Council Member: Alejandra Dubcovsky
University of California, Riverside
adubcovs@ucr.edu
Alejandra Dubcovsky is a professor of history at the University of California, Riverside. She received her BA and PhD from UC Berkeley, and a MLIS from San Jose State. She is the author of two award-winning books— Informed Power: Communication in the Early American South (Harvard UP 2016) and Talking Back: Native Women and the Making of the Early South (Yale UP 2023)— and many articles focused on Indigenous history of the early American South. She is currently working on two collaborative language recovery and reclamation projects: Hebuano, which is focused on the Timucua language spoken in early Florida (https://hebuano.com/ ) and Ticha, which works with community members and a team of linguists and historians in Oaxaca, Mexico and centers on Colonial Valley Zapotec.
Nominations Committee Member: Abelardo de la Cruz
University of North Carolina, Chapel Hill
dlacruz@unc.edu
Nominations Committee Member: Rebecca Kugel
University of California, Riverside
rebecca.kugel@ucr.edu
Journal Editor: Robert C. Schwaller
University of Kansas
schwallr@ku.edu
Robert C. Schwaller is an associate professor of history at the University of Kansas. He received his Ph.D. from The Pennsylvania State University. His research focuses on the history of race and the experiences of African and Afro-descended individuals in early Spanish America. His book Géneros de Gente in Early Colonial Mexico: Defining Racial Difference (University of Oklahoma Press, 2016) examines the development of racial categories in early New Spain. His research has appeared in The Americas, The Journal of Social History, and Rechtsgeschichte/Legal History among other journals.
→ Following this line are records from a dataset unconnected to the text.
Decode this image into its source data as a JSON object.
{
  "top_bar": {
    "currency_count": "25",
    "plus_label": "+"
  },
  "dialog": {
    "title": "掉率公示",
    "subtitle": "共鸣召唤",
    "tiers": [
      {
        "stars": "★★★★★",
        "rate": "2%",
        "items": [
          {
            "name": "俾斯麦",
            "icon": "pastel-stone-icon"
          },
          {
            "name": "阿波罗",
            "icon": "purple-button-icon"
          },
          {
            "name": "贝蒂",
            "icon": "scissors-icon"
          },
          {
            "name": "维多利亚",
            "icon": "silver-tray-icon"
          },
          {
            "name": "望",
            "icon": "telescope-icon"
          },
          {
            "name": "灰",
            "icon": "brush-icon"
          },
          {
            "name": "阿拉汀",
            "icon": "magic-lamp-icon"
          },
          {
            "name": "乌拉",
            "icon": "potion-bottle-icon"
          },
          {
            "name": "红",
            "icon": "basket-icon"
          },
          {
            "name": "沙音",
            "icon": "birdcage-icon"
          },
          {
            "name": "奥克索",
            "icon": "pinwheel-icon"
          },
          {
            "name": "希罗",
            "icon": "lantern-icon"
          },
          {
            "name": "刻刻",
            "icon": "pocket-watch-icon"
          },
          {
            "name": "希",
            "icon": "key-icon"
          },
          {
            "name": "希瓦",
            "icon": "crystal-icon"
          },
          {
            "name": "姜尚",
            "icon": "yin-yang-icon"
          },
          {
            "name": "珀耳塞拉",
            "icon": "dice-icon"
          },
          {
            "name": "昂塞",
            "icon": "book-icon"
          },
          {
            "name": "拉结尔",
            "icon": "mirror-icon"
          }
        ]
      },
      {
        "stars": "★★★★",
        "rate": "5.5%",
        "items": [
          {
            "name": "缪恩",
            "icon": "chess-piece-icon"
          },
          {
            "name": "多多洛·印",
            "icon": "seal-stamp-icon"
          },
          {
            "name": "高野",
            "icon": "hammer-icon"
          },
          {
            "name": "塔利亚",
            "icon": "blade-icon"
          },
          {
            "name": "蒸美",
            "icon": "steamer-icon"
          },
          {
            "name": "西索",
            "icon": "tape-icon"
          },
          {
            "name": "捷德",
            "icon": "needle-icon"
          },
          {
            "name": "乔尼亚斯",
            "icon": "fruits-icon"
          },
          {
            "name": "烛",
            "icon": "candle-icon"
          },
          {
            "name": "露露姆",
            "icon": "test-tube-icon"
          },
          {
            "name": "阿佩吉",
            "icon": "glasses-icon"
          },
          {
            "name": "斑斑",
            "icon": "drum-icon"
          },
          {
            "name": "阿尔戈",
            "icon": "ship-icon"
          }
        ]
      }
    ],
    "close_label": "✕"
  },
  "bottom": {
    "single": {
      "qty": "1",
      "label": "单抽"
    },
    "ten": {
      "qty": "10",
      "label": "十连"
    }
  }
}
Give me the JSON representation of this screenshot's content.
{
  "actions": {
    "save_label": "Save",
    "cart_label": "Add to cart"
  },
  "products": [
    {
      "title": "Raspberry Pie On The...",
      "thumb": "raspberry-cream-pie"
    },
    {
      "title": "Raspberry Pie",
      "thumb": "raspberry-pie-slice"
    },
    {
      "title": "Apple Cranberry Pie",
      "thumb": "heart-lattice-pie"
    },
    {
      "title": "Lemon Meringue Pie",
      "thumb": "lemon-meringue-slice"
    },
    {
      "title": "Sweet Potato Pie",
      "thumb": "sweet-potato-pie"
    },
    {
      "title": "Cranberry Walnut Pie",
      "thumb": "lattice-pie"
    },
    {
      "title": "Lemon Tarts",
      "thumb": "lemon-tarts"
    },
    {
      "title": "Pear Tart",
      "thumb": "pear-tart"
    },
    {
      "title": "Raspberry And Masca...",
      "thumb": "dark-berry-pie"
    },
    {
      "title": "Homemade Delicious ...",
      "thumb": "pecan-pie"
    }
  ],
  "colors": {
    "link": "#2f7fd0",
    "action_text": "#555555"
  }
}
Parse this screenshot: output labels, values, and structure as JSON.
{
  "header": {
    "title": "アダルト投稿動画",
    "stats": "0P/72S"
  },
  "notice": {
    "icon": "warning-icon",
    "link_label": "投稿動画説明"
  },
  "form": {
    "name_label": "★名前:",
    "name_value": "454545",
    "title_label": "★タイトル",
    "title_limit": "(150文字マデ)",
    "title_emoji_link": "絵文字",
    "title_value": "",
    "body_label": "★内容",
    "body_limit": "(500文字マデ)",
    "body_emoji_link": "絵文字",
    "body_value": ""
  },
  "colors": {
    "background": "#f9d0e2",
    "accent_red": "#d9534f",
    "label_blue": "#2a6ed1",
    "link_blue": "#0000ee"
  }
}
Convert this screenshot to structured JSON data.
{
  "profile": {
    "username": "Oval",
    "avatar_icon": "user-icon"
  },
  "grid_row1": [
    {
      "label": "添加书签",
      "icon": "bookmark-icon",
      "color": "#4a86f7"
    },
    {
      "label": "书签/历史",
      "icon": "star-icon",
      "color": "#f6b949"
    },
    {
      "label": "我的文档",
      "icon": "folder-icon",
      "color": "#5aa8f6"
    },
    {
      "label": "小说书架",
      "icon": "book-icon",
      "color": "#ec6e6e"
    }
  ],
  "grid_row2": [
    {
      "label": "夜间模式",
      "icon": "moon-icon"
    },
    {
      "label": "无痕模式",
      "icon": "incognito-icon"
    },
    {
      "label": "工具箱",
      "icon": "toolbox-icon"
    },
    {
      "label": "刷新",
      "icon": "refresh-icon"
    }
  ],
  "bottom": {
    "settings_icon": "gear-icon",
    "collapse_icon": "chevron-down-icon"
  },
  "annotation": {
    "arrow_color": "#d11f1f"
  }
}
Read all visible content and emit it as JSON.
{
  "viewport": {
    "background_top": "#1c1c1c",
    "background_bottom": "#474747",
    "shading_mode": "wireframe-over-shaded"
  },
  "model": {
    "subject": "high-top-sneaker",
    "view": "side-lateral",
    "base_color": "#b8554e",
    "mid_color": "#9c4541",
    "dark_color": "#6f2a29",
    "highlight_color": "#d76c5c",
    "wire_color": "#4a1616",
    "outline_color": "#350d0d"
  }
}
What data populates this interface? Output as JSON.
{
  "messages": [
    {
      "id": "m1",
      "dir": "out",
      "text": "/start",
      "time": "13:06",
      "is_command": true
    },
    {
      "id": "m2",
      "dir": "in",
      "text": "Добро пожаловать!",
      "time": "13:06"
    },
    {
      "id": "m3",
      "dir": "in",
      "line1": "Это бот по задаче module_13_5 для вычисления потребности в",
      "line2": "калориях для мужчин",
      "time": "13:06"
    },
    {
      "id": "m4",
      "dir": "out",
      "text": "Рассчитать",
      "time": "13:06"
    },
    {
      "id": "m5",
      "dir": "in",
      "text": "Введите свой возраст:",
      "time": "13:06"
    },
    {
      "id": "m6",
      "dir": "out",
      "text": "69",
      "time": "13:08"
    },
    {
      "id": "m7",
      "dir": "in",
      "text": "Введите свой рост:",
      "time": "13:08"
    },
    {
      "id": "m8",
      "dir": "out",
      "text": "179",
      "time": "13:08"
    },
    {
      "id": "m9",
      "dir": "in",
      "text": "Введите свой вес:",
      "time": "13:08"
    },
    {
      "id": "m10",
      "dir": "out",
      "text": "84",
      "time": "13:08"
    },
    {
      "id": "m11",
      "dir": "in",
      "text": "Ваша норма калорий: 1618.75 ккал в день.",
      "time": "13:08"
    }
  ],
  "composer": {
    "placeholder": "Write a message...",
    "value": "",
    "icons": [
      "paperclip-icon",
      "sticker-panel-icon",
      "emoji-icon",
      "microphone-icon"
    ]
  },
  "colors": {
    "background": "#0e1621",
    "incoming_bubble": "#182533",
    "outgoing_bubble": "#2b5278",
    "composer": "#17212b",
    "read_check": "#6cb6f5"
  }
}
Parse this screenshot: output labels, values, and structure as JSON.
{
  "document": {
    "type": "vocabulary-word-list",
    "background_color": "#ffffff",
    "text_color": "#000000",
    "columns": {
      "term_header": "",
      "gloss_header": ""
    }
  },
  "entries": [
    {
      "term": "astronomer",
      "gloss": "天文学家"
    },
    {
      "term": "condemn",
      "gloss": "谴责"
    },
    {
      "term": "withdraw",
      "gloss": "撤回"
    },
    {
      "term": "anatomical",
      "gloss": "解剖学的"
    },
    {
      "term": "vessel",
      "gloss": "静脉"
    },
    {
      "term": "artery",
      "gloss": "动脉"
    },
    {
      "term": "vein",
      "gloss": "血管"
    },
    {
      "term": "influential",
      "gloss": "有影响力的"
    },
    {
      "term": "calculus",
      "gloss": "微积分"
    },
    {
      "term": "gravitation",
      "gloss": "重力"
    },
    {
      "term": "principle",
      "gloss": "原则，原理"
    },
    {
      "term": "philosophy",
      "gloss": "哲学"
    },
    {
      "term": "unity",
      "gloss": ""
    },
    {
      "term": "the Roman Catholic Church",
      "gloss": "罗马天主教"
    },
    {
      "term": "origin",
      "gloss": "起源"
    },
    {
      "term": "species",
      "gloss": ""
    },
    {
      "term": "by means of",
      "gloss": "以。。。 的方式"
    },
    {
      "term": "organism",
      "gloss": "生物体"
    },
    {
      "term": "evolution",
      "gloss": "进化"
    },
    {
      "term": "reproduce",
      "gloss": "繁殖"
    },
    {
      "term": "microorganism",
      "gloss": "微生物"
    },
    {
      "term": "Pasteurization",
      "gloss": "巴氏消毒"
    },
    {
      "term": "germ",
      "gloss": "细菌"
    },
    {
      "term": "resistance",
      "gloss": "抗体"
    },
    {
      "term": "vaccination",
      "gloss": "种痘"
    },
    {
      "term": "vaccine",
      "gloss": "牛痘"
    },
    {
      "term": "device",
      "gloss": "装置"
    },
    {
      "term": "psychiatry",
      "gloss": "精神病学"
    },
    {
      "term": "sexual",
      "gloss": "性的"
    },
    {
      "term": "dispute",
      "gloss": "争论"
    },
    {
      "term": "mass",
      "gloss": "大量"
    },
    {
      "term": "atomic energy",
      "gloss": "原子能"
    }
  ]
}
Journal Editor: Denise Bossy
University of North Florida
denise.bossy@unf.edu
Dr. Denise Bossy is associate professor of history at the University of North Florida. She received her AB from Princeton University and her PhD from Yale University. Her research focuses on the early Native South and local, public, and digital Indigenous history. Her prior editorial experiences include editing the prize-winning book The Yamasee Indians: From Florida to South Carolina and co-editing Indigenous Florida, the prize-winning special issue of The Florida Historical Quarterly. Her current book project Yamasee (Yvmvse): Indigenous Mobility and Power in the Early South is the first exhaustive study of this influential Indigenous nation. Forthcoming with the Omohundro Institute, University of North Carolina Press, this work was funded by a NEH fellowship and focuses on the Yamasees’ use of mobility and place-making to navigate Spanish, Scottish, and English colonialism. She is beginning work on a public-facing Indigenous history of Northeast Florida with archaeologist Dr. Keith Ashley, which includes a digital companion site: indigenousflorida.com. She is P.I. for the three-year NEH collaborative research grant that supports this new book project.